Banking doesn't work that way, you've got to have sufficient equity to protect the loan, CC doesn't. Also, a huge cash machine presumes that you can pay the debt, not so in this case. Wish it as you may..... the mega bankers don't agree with you. Otherwise, it's would be done deal.

The banking crisis has to do with the people/companies that can't pay their bills, not companies that are hugh cash machines.

The new CC would be highly leveraged, so much so that bankers would have at risk more money than the current market value of the assets. CC would have to dispose of assets to reduce the debt, at fire sale prices. None of this is news.
 
CCU isn't a cash machine. CCU is neither leveraged nor will it ever be leveraged again. It is a folly. Follies make good hobbies but you never bet the farm on a game of horseshoes.
European banking laws are MUCH different than ours.

There is another way they can get the deal backed but the morning news would be from Dubai.
 
radioeye said:
Banking doesn't work that way, you've got to have sufficient equity to protect the loan, CC doesn't. Also, a huge cash machine presumes that you can pay the debt, not so in this case. Wish it as you may..... the mega bankers don't agree with you. Otherwise, it's would be done deal.

As this has developed in the last 24 hours, it is apparent tht the equity is there. What is at issue is who gets the proceeds of the sell off of assets like the non-domestic divisions... the banks want it to go to the loans, the investment bankers want to take it themselves.

The banking crisis has to do with the people/companies that can't pay their bills, not companies that are hugh cash machines.

The banking crisis has to do with risk. When you loan to people who can never pay back what you are giving them, you are taking uacceptable and unsustainable risk.
 
DavidEduardo said:
radioeye said:
Banking doesn't work that way, you've got to have sufficient equity to protect the loan, CC doesn't. Also, a huge cash machine presumes that you can pay the debt, not so in this case. Wish it as you may..... the mega bankers don't agree with you. Otherwise, it's would be done deal.

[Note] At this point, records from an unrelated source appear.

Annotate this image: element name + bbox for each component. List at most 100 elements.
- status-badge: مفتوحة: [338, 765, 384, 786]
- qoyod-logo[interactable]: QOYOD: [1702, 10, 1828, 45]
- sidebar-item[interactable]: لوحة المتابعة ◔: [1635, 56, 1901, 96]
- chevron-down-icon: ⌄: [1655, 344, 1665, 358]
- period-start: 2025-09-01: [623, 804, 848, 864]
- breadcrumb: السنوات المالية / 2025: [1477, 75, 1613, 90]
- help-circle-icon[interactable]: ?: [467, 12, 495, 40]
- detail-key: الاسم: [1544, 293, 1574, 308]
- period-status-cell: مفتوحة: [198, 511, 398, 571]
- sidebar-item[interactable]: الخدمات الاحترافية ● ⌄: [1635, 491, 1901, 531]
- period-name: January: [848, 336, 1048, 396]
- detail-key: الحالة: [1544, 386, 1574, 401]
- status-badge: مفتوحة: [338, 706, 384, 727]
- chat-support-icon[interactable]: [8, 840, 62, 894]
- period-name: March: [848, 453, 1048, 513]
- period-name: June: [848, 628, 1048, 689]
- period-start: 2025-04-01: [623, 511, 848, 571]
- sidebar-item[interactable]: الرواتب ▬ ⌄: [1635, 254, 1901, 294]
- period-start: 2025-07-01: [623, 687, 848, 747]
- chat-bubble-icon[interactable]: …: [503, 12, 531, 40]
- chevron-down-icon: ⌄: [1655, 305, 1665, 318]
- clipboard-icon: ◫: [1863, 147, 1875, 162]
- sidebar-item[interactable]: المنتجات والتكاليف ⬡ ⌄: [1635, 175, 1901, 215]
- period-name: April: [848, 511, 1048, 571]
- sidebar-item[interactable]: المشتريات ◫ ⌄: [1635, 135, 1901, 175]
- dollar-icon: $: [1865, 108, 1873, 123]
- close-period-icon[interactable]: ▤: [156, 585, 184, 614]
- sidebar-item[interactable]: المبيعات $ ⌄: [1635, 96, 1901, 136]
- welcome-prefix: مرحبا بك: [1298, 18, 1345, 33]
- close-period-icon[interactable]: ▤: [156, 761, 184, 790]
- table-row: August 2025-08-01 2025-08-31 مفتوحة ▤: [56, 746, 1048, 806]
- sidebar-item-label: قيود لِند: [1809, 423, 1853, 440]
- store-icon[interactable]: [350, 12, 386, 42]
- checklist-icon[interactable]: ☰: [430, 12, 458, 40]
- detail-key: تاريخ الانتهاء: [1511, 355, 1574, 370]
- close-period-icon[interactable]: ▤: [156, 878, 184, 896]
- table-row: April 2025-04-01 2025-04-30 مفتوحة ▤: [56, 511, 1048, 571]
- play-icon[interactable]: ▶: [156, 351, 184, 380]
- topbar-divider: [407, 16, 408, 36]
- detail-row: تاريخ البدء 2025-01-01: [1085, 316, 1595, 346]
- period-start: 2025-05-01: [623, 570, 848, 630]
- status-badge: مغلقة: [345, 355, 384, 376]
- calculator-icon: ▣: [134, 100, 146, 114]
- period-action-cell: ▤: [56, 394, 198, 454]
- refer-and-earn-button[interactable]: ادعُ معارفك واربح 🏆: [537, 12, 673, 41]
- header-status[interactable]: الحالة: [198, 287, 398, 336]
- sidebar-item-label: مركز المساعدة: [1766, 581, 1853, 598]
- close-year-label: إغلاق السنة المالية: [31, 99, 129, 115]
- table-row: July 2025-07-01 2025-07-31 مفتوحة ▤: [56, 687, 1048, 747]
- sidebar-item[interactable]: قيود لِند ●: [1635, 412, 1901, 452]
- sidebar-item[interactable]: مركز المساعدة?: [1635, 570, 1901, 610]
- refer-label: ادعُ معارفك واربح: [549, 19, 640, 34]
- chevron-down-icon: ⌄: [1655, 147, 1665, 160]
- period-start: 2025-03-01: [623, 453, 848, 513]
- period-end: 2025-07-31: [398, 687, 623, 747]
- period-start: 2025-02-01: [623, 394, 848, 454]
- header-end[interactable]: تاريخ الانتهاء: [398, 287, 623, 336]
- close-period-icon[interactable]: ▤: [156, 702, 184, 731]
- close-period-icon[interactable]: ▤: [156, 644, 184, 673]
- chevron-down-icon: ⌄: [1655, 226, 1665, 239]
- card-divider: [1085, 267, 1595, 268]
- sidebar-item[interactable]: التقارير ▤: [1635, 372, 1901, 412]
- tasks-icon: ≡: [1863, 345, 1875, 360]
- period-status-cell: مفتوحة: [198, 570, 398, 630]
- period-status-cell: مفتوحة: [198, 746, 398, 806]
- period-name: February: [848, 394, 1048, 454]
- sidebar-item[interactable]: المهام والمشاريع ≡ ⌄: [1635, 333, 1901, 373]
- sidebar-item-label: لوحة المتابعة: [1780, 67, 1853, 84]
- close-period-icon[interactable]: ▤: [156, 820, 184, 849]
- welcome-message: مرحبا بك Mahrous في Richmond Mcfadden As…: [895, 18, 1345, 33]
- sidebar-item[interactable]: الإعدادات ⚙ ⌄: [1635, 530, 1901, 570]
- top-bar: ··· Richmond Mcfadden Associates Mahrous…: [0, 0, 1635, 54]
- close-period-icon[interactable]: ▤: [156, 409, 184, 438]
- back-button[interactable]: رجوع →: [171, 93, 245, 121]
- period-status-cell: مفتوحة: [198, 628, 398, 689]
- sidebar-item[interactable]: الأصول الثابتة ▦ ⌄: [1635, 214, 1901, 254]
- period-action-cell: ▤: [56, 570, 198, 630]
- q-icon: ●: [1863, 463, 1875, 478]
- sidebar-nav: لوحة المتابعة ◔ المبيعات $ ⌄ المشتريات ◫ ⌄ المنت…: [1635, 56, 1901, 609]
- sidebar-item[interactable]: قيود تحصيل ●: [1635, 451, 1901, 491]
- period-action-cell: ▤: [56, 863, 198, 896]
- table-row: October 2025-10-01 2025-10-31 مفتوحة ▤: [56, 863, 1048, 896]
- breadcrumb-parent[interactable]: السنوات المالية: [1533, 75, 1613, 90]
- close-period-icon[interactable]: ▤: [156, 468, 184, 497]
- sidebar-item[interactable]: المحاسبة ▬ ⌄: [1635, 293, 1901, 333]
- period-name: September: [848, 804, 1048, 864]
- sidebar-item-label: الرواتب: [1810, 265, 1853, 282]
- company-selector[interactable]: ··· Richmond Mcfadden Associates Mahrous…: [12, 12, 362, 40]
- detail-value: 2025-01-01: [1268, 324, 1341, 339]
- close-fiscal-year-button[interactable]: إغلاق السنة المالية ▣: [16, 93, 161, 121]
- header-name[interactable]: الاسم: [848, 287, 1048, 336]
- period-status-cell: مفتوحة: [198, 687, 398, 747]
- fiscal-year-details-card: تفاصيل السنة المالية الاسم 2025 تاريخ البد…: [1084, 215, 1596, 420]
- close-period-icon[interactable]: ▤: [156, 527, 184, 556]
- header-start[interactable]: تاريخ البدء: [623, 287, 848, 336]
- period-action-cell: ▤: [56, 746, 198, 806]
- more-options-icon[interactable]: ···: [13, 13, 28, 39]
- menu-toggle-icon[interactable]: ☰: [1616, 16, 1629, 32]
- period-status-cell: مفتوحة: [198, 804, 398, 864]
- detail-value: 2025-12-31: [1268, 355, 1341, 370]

As this has developed in the last 24 hours, it is apparent tht the equity is there. What is at issue is who gets the proceeds of the sell off of assets like the non-domestic divisions... the banks want it to go to the loans, the investment bankers want to take it themselves.

The banking crisis has to do with the people/companies that can't pay their bills, not companies that are hugh cash machines.

The banking crisis has to do with risk. When you loan to people who can never pay back what you are giving them, you are taking uacceptable and unsustainable risk.

I don't know what news your following, but it's wrong. Your logic is flawed and pays no respect to reality. Today, the SA court ruled that the banks cannot interfer with the sale, but did not rule that it must fund.

The Clear Channel assets are not worth what the were worth 18 months ago, that is the simple truth.